Milk Intoxication-A Case Report

https://www.scirp.org/html/13-2100283_19410.htm



Diagnostic dilemma: A man ended up in the ER after drinking 6 gallons of milk in 2 days | Live Science

https://www.livescience.com/health/food-diet/diagnostic-dilemma-a-man-ended-up-in-the-er-after-drinking-6-gallons-of-milk-in-2-days

ある日、多尿症・喉の渇き・過度の発汗・進行性の呼吸困難といった症状が続いているとして、オランダのロッテルダムに住む54歳の男性が集中治療室に運び込まれました。

男性は入院する2日前にかかりつけ医を受診した際、血糖値が糖尿病の基準値を超えていることがわかり、糖尿病治療薬のメトホルミンを1日2回、500mgずつ投与されたとのこと。

しかし、喉の渇きなどの症状が治まらなかったことから、男性は入院する前の2日間でなんと「1日あたり22リットル」、つまり2日間で44リットルもの牛乳を飲んだそうです。牛乳の一般的な栄養価をもとに計算すると、これはわずか2日間で1540gのたんぱく質、1980gの糖質、1496gの脂肪を摂取したことを意味します。

医師が男性の血液サンプルを採取した時、血液が通常よりも薄く、白っぽくなっていることに気が付きました。以下の写真は、左が入院時に採血した血液、右が比較のため退院時に採取した血液です。入院時の血液はまるで牛乳を混ぜたかのように白っぽい色合いになっていることがわかります。

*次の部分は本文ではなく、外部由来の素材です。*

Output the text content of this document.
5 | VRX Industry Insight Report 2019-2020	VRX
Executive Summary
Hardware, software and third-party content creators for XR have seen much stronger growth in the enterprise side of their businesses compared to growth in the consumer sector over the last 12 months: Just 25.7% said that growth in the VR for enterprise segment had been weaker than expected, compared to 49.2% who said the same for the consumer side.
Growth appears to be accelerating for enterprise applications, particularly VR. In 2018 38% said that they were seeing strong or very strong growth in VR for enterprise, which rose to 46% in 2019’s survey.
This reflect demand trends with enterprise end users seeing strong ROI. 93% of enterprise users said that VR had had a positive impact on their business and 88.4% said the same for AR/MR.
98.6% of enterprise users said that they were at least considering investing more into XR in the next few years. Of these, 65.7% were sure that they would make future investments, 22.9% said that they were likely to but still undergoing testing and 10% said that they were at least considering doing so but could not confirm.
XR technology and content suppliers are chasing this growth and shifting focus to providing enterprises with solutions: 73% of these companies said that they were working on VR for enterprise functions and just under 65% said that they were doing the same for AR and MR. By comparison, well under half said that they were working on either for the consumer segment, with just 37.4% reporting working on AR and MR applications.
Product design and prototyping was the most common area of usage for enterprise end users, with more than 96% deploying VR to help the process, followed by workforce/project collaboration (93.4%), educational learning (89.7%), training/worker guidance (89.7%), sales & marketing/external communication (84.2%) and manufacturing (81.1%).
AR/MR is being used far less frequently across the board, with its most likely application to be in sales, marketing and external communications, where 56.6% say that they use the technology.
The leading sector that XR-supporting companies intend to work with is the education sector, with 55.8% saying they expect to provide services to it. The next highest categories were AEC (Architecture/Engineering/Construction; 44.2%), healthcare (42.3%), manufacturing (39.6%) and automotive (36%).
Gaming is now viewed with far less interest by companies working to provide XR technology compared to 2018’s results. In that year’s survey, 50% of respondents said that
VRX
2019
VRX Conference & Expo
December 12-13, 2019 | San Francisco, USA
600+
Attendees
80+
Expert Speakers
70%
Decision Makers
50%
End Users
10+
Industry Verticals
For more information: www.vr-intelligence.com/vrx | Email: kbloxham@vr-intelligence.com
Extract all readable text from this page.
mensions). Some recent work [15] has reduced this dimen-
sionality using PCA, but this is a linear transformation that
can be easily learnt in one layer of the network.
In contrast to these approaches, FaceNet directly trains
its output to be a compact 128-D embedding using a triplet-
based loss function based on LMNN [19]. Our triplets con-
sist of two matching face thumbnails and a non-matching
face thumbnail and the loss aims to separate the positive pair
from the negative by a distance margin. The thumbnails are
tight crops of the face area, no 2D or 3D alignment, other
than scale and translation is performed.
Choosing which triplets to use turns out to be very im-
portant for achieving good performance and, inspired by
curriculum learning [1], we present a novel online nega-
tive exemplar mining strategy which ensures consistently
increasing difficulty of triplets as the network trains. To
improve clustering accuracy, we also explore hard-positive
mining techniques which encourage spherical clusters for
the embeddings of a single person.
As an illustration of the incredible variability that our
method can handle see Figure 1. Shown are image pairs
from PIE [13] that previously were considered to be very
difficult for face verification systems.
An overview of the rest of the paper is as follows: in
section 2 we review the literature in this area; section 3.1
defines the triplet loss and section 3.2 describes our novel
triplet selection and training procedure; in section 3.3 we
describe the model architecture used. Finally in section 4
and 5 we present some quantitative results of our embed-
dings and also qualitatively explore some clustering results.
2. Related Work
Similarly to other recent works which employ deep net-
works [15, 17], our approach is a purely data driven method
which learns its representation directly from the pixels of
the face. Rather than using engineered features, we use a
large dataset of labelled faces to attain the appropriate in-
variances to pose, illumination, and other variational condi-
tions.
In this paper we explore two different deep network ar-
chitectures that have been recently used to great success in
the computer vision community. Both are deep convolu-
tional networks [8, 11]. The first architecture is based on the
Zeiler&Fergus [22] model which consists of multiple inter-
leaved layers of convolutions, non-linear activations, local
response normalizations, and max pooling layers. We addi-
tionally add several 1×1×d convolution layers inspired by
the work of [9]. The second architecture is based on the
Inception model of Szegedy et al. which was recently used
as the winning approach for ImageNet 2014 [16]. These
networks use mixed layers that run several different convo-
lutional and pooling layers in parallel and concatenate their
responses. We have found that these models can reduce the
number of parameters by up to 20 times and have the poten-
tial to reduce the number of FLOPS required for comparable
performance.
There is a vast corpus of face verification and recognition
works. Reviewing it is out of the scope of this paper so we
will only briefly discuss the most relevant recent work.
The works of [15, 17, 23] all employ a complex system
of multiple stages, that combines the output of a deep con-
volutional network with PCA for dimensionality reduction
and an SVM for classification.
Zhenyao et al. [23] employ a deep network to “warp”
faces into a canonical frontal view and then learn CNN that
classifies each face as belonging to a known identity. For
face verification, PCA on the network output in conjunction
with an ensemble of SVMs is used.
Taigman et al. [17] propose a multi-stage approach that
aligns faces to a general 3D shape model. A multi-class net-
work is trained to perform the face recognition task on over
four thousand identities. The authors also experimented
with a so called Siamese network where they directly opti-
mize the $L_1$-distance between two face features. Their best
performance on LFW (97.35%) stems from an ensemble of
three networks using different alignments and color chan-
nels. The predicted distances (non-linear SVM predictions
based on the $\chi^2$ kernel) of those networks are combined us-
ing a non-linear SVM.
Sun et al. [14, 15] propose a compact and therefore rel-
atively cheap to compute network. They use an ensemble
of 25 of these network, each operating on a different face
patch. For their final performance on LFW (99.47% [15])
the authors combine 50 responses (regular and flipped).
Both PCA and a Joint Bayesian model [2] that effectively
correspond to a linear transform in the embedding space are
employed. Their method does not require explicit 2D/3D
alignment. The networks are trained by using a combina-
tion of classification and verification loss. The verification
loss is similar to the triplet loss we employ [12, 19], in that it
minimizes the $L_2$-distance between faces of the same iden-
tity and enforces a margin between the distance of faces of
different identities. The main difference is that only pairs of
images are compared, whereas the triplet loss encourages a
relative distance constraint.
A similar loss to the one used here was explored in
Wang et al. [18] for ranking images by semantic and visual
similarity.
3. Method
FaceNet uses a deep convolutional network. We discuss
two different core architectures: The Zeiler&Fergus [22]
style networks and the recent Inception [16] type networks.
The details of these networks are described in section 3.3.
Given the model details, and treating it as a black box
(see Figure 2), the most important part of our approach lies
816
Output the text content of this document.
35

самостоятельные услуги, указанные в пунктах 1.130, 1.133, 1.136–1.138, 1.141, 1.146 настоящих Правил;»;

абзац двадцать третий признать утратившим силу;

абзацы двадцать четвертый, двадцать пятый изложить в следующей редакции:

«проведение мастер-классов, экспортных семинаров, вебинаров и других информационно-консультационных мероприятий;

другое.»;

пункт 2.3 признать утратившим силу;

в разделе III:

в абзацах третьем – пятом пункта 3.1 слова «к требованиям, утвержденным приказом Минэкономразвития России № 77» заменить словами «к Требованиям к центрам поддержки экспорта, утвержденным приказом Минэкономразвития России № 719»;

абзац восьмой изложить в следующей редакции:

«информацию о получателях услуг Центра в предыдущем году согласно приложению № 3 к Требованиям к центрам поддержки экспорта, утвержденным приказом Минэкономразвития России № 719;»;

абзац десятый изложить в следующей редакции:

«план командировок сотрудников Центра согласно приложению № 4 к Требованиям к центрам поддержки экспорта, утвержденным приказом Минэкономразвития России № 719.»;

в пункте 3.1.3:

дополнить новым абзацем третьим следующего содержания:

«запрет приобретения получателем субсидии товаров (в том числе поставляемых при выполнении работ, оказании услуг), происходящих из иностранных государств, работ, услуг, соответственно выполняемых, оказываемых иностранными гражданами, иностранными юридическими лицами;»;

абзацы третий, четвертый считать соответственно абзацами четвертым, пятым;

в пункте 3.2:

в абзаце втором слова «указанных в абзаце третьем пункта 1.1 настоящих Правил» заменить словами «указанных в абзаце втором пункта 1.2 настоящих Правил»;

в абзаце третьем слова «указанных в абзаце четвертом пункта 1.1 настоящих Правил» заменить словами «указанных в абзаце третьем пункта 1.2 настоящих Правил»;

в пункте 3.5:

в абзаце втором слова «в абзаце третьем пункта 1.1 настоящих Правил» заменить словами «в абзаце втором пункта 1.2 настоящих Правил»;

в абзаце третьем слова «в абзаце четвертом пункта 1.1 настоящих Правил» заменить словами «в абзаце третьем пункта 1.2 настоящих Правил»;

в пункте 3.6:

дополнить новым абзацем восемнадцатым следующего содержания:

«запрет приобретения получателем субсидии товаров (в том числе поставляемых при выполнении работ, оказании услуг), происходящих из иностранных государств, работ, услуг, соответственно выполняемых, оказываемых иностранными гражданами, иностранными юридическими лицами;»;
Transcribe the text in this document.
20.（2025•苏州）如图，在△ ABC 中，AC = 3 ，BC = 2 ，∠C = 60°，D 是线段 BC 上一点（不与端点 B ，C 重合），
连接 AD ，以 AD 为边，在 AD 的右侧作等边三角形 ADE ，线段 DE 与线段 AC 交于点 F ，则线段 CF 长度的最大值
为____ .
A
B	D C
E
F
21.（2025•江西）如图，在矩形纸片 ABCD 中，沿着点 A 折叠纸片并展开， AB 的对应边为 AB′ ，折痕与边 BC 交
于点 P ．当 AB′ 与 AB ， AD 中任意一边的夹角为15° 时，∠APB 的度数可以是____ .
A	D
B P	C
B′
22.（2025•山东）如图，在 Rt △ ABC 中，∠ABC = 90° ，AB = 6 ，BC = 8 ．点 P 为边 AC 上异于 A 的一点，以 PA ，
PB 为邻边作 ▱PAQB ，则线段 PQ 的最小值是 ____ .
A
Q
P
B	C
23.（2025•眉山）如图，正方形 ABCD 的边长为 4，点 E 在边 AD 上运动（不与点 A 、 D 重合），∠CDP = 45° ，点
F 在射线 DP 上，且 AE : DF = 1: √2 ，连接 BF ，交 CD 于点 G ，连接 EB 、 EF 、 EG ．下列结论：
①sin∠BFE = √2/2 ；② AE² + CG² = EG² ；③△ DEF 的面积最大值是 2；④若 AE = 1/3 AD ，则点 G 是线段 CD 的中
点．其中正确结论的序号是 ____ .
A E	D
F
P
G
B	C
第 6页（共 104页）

以下が、同じ血液を遠心分離機にかけた後の写真。退院時の血漿(けっしょう)は透明で薄く黄色がかっていますが、入院時の血漿は牛乳のような乳白色になっていることが確認できます。



男性の血糖値は1dLあたり1350mgと異様に高く、基準値の1dLあたり70〜99mgを大幅に超えていることも判明。さらに中性脂肪の値も劇的に上昇し、通常は1dLあたり175mg以下であるところ、男性は1dLあたり1万6713mgという異常な値になっていました。

医師らは、全脂肪乳を大量に飲んだことで男性の循環器系に脂肪と糖分があふれ、中性脂肪が急上昇したことで乳び血症(カイロミクロン血症)症候群を発症し、腸の痛みや呼吸困難が引き起こされたと診断しました。

集中治療室では男性に生理食塩水とインスリンを投与し、血糖値を下げるための処置が行われました。また、中性脂肪が多すぎて急性膵炎(すいえん)のリスクがあったため、2日間で2回の血漿交換を行い、男性の中性脂肪を許容値まで減少させたとのことです。

退院後も男性にはインスリンとメトホルミン、そしてコレステロール値を下げるスタチンが継続的に投与されたほか、医師らは砂糖摂取量を管理するためのライフスタイルの変更を提案しました。6週間後の診察では、まだ中性脂肪が基準値を上回る1dLあたり245mgだったものの、それ以外は健康な状態だったと報告されています。

医師らは今回の症例について、「牛乳を飲むことは一般的に健康にいいと考えられていますが、この症例報告では、牛乳を大量に飲むことが深刻な影響を及ぼす可能性があると示されています。私たちの知る限り、今回の中性脂肪の増加はこれまでに報告された中で最も高いものです」と述べました。